Ruggeri Prosecco

Prosecco is one of the most popular Italian wines of the current period, especially internationally where it is seen as a celebratory drink that is used for practically all occasions. However, this does not mean that it doesn’t enjoy its share of popularity in its native Italy as the wine generally sells many thousands of bottles a week to people who like to enjoy it as an accompaniment to lighter meals or as just a refreshing drink that can be shared with family and friends.

For those who have never come across the drink before, prosecco is a sparkling Italian white wine that generally has something of a dry texture to it. It is made using the Glera grape, which was fairly recently named after having been called the Prosecco grape for many years. However, like with many great wines, a number of other grapes are blended with the Glera by various wineries to create their own distinctive versions of prosecco.

The wine is regulated by the DOC, which allows for production in the regions of Veneto and Friuli Venezia Giulia. This is due to the fact that it originated in the village of Prosecco in Trieste, however in recent years the areas of Conegliano and Valdobbiadene have become the primary areas for its production.

There are many winemakers in the region who make their own version of prosecco but most pale in comparison to the Ruggeri Prosecco. Here we take a look at this fairly recent addition to the pantheon of great Italian winemakers and examine what it is that makes their particular prosecco such a sought after drink.

The Bisol Family

Despite the fact that the Ruggeri winery is a fairly recent addition to the makeup of the Valdobbiadene area, its founder, Giustino Bisol, is part of a family that has deep-seated roots in winemaking at viticulture in the region. Established in 1950, the Ruggeri winery quickly gained a reputation for creating high quality wines, which is perhaps unsurprising seeing as the Bisol family have been present in the region for many centuries and know the traditions like the back of their hands. In fact, Case Bisoi, which literally translates to ‘the Houses of the Bisol’, is believed to be one of the oldest areas in the region and the family is documented to have been taking part in winemaking for many centuries before the Ruggeri winery opened.

In fact, Giustino is not the first of the Bisol family to have opened a winery. His father Luigi founded a winery in Montebelluna 30 years before the inception of the Ruggeri winery, with older relatives also demonstrating evidence of being part of the industry. This all means that the Ruggeri winery is surprisingly prestigious despite its fairly young age.

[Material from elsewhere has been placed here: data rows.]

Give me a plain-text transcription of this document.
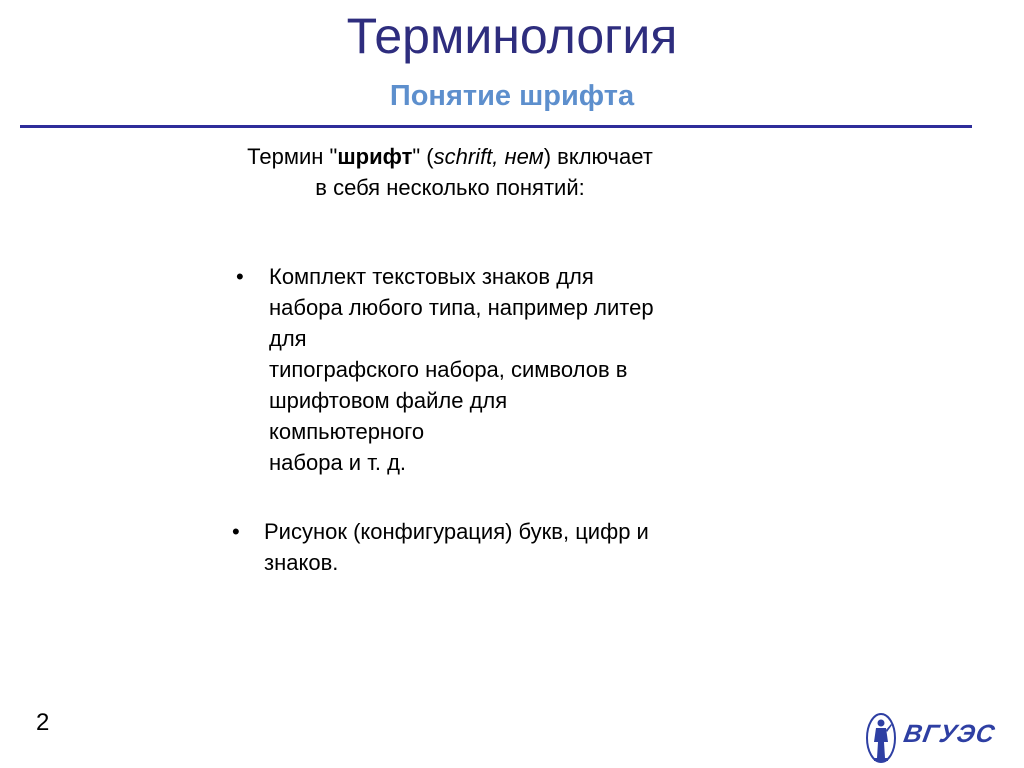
Терминология
Понятие шрифта
Термин "шрифт" (schrift, нем) включает
в себя несколько понятий:
• Комплект текстовых знаков для
набора любого типа, например литер
для
типографского набора, символов в
шрифтовом файле для
компьютерного
набора и т. д.
• Рисунок (конфигурация) букв, цифр и
знаков.
2	ВГУЭС
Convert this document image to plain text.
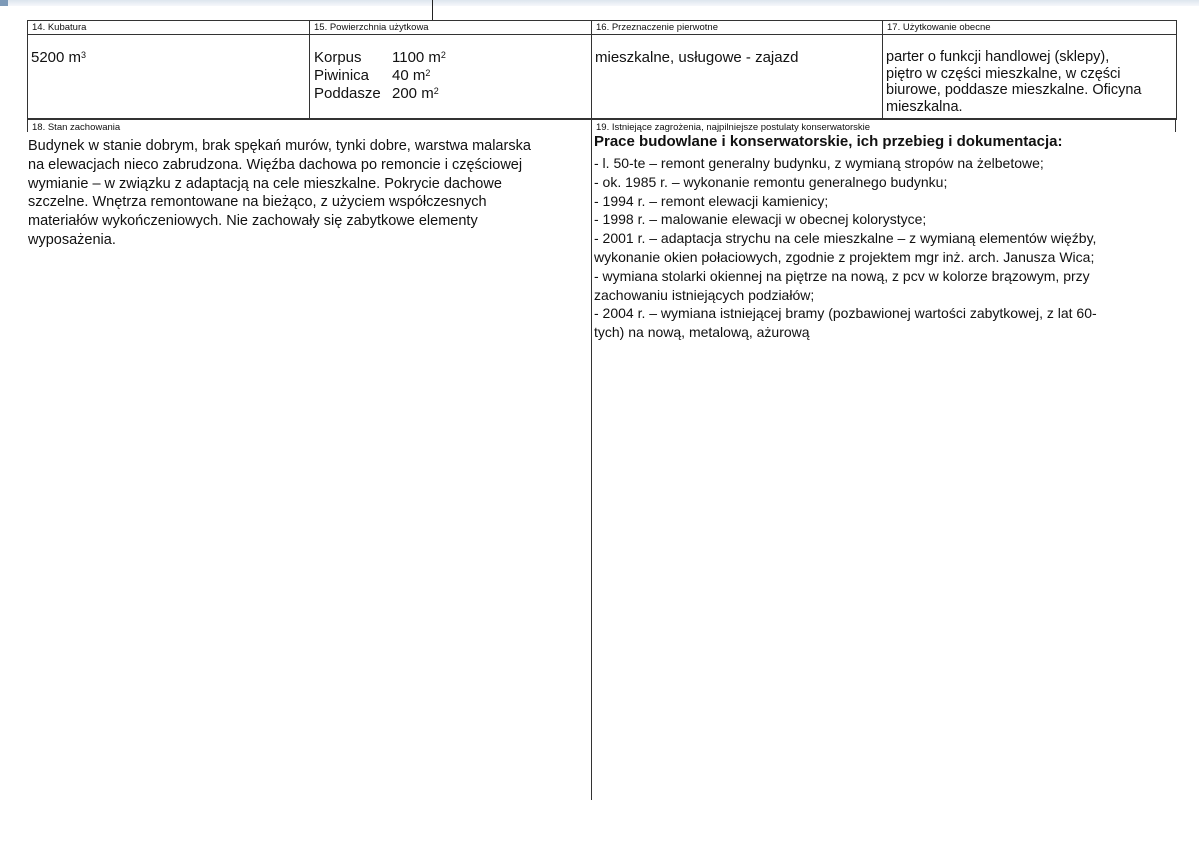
14. Kubatura
5200 $m^3$
15. Powierzchnia użytkowa
Korpus	1100 $m^2$
Piwinica	40 $m^2$
Poddasze	200 $m^2$
16. Przeznaczenie pierwotne
mieszkalne, usługowe - zajazd
17. Użytkowanie obecne
parter o funkcji handlowej (sklepy),
piętro w części mieszkalne, w części
biurowe, poddasze mieszkalne. Oficyna
mieszkalna.
18. Stan zachowania
Budynek w stanie dobrym, brak spękań murów, tynki dobre, warstwa malarska
na elewacjach nieco zabrudzona. Więźba dachowa po remoncie i częściowej
wymianie – w związku z adaptacją na cele mieszkalne. Pokrycie dachowe
szczelne. Wnętrza remontowane na bieżąco, z użyciem współczesnych
materiałów wykończeniowych. Nie zachowały się zabytkowe elementy
wyposażenia.
19. Istniejące zagrożenia, najpilniejsze postulaty konserwatorskie
Prace budowlane i konserwatorskie, ich przebieg i dokumentacja:
- l. 50-te – remont generalny budynku, z wymianą stropów na żelbetowe;
- ok. 1985 r. – wykonanie remontu generalnego budynku;
- 1994 r. – remont elewacji kamienicy;
- 1998 r. – malowanie elewacji w obecnej kolorystyce;
- 2001 r. – adaptacja strychu na cele mieszkalne – z wymianą elementów więźby,
wykonanie okien połaciowych, zgodnie z projektem mgr inż. arch. Janusza Wica;
- wymiana stolarki okiennej na piętrze na nową, z pcv w kolorze brązowym, przy
zachowaniu istniejących podziałów;
- 2004 r. – wymiana istniejącej bramy (pozbawionej wartości zabytkowej, z lat 60-
tych) na nową, metalową, ażurową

In recent years the winery is run by Paolo Bisol, who is also assisted by his children. It continues to dedicate itself to the production of great prosecco but also makes a wide variety of other wines that are certainly worth sampling.

The Ruggeri Winery

Established in 1950 in a fairly small premises, the Ruggeri winery quickly expanded as its products attained a higher level of popularity in the region and internationally. Originally located in the village of Santo Stefano di Valdobbiaden, it temporarily moved to a new premises in the 1990s that was in the center of the village. Since then it has relocated again to an established site that allows the company to operate at the level that is required to meet demand. To put this into context, the new winery has the capacity to receive up to 3,000 tons of grapes every harvest.

They currently receive grapes from more than a hundred growers in the region, most of whom are located in Valdobbiadene. The company also owns a number of small vineyards themselves, including locations in Cartizze and Montello, which are used to cultivate Pinot Grigio and the Glera that is so famously used in the Ruggeri Prosecco. They are also working on the continued cultivation of the Recantina grape, which is an ancient red grape variant that has only recently been brought back into semi-regular use.

Coming back to the winery’s ability to receive the enormous amount of grapes that come through it every harvest, it has two independent lines to receive the grapes, making the process more efficient, in addition to five soft presses that allows them to separate the various harvests properly.

As mentioned, the drinks produced by the winery are amongst the most popular in Italy and they currently generate around one million bottles every single year. Their statistics indicate that 60% are sold domestically, while the other 40% is sold internationally.

The Ruggeri Prosecco

The Ruggeri Prosecco is made primarily using the Glera grape, which is a delicate grape to reflect the quality of the wine it produces. The harvest is carried out during the second half of September, which is when the winery goes into overdrive in terms of its prosecco production. Also harvested alongside the Glera are the Verdiso and Perera grapes, which are also important components to the Ruggeri Prosecco.

The drink itself is a gorgeously crisp Italian sparkling white and can really be drunk with practically anything. However, it is perhaps best enjoyed alongside lighter foods, such as cheese, or as a celebratory drink to be consumed amongst friends. Furthermore, it can also make a great refresher on a busy day and is perfect if you just want to kick back and enjoy a glass of wine after a busy day.

The company offers a number of different prosecco variants, all of which are worth sampling. Of special note is the wine that is dedicated to the winery’s founder Giustino. Produced after the undertaking of extensive research, the wine is perhaps amongst the best that has ever been produced by the Ruggeri winery and you can truly taste the passion and dedication that has gone into its creation. However, regardless of what wine you choose, you can practically guarantee that the Ruggeri winery will provide you with a quality product.